Well-known research published in the Journal of Consumer Psychology in the early 1990s looked at our relationship to gift wrapping paper and its effects on our attitudes. The results are interesting for any gift-giver: apparently receiving a gift wrapped in pretty paper and bows cues us to feel happy.

This happy feeling positively influences our impressions about whatever is inside, making us more apt to like what we receive.

If simply wrapping a gift can make someone more likely to enjoy our gift, it’s likely we’re going to keep up with the tradition. But are there alternatives to producing and throwing away boatloads of paper, bows, and tape every year?

At Bluecat paper, we use alternatives to wood-based raw materials.  We DO NOT cut trees for paper.

You don’t need to. There is so much residual waste lying around awaiting landfill trucks. This waste is very high in cellulose that is a perfect candidate for paper. So why cut trees down when we can reduce, recycle and upcycle?

These very questions have led us to make this unique , gorgeous wrapping paper for you. Our  papers are acid-free, handmade, and tree-free. We use annual plants and agricultural wastes as the raw material resources for pulp and paper production.

We have launched a new range of gift wrap collections. All handmade and created using upcycled raw materials such a corn husk, tea, cotton rags, sugarcane, cotton and linen fiber and not to mention elephant Poo as well

Bluecat Paper gift wraps are not just for Christmas, but perfect for birthdays, weddings or anniversaries – and all other occasions! Our wrapping sheets can also be used for scrapbooking, book covering, wall posters and so many other uses.

Tea paper dandelion print
Dark bell flowers
Offset cotton paper

Cotton and Linen paper gift wraps offset printed and screen printed

Christmas gift wrap made with cotton paper and linen paper

Pretty floral cotton paper christmas gift wrap bursting with printed floral designs. These wrapping papers are sustainable & biodegradable causing zero harm to the environment. The paper colors are available in white, dark green and light grey.

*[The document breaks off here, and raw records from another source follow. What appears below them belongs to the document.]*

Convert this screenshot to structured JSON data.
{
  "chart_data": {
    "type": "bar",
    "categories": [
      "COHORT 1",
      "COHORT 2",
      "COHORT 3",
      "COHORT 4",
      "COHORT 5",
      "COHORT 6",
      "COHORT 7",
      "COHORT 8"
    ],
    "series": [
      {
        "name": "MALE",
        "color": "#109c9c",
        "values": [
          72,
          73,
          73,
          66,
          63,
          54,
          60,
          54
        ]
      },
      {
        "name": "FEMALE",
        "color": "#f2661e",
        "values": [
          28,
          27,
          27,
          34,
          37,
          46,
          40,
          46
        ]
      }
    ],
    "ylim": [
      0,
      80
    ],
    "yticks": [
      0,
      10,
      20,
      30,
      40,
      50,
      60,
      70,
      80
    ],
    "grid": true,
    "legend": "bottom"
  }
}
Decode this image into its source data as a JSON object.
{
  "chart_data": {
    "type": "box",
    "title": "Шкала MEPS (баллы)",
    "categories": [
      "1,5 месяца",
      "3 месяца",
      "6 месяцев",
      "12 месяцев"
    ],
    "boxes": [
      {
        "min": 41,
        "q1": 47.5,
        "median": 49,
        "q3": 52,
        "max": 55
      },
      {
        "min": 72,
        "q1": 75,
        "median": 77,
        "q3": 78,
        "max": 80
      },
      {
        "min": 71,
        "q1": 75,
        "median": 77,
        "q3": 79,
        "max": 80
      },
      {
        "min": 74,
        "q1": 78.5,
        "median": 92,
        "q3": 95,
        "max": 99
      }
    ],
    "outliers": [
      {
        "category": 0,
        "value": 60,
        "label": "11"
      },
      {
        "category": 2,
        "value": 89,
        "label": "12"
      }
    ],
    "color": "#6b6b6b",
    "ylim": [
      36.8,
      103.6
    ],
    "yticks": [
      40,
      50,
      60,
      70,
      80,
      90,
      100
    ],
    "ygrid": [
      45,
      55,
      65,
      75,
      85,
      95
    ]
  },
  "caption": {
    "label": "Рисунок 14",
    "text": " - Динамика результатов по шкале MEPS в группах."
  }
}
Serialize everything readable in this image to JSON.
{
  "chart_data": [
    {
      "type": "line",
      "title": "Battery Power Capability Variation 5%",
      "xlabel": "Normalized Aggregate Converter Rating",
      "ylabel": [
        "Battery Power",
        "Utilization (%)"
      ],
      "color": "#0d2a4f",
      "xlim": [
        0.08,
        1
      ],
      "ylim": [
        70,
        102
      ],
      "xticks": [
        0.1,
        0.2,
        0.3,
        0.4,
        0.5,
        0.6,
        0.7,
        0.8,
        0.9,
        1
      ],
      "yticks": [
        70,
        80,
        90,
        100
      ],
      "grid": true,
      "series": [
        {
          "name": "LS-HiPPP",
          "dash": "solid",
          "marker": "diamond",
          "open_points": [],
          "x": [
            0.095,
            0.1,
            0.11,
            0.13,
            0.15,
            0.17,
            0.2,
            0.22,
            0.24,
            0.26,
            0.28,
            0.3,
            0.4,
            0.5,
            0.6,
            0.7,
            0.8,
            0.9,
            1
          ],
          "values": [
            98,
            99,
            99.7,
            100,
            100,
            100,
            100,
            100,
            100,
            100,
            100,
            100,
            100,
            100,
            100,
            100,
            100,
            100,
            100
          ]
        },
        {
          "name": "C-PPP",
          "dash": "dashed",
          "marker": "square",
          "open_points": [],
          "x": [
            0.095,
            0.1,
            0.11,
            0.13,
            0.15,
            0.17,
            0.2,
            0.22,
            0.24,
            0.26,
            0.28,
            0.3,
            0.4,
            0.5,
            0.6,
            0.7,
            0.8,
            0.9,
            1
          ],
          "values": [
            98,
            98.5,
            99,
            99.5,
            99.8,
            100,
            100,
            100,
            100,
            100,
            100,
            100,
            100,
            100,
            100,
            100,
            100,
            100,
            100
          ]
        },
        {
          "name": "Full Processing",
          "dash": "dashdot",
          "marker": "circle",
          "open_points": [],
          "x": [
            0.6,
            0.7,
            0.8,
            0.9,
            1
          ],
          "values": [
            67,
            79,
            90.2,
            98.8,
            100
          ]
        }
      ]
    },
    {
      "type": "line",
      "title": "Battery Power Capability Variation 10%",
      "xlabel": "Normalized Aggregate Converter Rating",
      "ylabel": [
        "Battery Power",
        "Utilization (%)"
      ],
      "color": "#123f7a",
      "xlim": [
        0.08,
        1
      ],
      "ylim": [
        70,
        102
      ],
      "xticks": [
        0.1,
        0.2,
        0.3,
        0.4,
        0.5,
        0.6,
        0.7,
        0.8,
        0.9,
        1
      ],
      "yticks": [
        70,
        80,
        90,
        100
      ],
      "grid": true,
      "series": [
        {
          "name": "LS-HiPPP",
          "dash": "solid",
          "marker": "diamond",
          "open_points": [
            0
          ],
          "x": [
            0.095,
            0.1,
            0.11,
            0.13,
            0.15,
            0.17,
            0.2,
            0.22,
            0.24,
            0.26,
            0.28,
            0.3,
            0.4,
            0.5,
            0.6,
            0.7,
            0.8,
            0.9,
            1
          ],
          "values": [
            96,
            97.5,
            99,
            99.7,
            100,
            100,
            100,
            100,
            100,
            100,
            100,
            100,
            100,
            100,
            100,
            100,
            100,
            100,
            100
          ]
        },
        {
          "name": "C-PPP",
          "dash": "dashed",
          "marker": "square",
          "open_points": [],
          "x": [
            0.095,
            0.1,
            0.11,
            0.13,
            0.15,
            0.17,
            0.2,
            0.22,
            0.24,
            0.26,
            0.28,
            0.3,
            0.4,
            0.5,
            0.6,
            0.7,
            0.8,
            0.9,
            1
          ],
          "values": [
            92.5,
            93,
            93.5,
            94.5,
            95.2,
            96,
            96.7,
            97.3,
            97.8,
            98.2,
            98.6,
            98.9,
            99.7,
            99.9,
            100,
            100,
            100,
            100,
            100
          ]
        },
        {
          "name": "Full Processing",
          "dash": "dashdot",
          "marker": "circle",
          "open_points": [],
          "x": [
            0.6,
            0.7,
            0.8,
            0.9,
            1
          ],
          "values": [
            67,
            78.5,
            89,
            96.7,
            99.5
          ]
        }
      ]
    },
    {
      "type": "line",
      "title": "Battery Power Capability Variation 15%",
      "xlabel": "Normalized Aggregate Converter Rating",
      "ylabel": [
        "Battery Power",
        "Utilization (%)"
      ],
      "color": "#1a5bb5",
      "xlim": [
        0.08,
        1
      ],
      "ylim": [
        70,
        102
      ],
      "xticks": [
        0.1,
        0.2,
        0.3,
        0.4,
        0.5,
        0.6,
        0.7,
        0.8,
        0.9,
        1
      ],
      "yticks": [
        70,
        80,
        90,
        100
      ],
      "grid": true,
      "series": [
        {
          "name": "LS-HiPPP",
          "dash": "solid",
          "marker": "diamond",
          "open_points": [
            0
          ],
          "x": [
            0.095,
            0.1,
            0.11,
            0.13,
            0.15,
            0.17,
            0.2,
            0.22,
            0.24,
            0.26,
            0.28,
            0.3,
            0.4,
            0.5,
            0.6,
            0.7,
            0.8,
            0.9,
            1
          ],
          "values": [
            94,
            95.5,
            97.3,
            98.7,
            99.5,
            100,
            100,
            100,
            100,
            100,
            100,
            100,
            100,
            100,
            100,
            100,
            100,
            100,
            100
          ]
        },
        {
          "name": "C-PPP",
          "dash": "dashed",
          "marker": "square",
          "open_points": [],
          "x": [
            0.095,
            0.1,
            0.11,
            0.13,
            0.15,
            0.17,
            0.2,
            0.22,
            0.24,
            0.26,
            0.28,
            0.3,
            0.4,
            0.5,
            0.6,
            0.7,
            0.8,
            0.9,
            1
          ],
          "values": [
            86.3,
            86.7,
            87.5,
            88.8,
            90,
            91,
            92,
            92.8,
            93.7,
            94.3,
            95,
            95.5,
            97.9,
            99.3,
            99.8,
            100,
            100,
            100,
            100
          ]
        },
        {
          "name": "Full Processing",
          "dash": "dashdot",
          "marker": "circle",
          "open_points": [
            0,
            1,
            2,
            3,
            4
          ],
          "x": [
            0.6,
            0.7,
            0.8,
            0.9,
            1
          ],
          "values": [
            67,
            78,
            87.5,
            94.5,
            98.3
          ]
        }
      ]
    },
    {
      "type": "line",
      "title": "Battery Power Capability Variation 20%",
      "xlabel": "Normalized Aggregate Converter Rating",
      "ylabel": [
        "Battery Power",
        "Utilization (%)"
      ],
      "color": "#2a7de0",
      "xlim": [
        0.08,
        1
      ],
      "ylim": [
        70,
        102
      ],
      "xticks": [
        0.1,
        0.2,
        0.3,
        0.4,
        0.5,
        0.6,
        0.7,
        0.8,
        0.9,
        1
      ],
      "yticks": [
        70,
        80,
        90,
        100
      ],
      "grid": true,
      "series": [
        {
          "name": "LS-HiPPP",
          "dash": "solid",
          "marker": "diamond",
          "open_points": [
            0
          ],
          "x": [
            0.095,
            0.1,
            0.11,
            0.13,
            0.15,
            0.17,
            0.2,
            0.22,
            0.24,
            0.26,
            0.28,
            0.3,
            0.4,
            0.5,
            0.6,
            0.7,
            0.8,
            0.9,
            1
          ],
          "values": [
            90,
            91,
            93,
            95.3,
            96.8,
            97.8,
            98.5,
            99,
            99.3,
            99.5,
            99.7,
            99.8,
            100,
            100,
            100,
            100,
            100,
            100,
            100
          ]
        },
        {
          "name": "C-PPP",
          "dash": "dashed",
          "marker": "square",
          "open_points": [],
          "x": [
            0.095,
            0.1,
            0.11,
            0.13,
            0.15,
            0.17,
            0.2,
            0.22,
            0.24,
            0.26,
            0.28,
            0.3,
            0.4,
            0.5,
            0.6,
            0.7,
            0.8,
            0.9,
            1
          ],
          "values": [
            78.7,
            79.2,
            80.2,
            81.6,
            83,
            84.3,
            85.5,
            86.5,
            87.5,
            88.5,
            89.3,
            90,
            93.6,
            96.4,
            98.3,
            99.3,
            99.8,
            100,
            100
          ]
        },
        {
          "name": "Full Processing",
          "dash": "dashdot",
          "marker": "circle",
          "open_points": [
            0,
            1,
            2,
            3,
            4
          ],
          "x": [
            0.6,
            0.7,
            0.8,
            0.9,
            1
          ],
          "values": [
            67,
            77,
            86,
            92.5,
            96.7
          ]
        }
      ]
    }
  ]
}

This wrapping paper is created using cotton and linen rags. It is recyclable, eco-friendly, and compostable. We have used offset printing and screen printing techniques and the inks that has been used are water based inks making the bluecat paper gift wraps, one of the greenest gift wraps in the world.

Plant fiber paper gift wraps offset printed and screen printed

This Rose print gift wrapping paper is handmade and the plant fibers used to create these beautiful gift wraps are mulberry paper banana paper and flax paper.

Mulberry paper is made from the bark of the branches of the renewable mulberry bush. Farmers often burn the twigs resulting in depletion of biomass and adding to pollution, Therefore when we arrived at the idea at Bluecat Paper, to add this to our range of tree-free paper is generated. Paper from the chopped twigs of the mulberry bush makes for a paper that is beautiful, unique, and strong.

Banana fiber is extracted from the stumps of cut banana plants. Once the banana fiber is extracted, it needs to be cut into pieces of 3 inches long and cooked, as cooking removes lignin that does not help in paper formation.  At bluecat paper, we developed a tissue former machine that can help us create smooth, beautiful, and strong banana tissue paper.

Flax is a very unique long fiber. Flax is used to make linen. Flax seeds are harvested from the flax plant. At bluecatpaper, we buy the residual waste that is used in the first process to make linen garments. This is called decorticated fiber. This works very well on being converted to paper.

Premium tea paper gift wrap specially hand printed floral designs

Tea paper? Yes. You heard that right. Residual tea leaves can indeed make the most beautiful natural handmade paper. So this season go-ahead and buy some tea paper gift wraps.

Be guilt-free with this eco-friendly tea paper gift wraps made using tea waste. This gift wrap is 100% handmade and beautiful. The gift wrap is made from uncoated paper which has a rich textured finish.

Residual tea leaves generate a huge amount of waste that can be recycled to form beautiful paper and products.

The sheets are premium quality wrapping paper, with zero added chemicals. Screen printed using environmentally friendly water-based inks.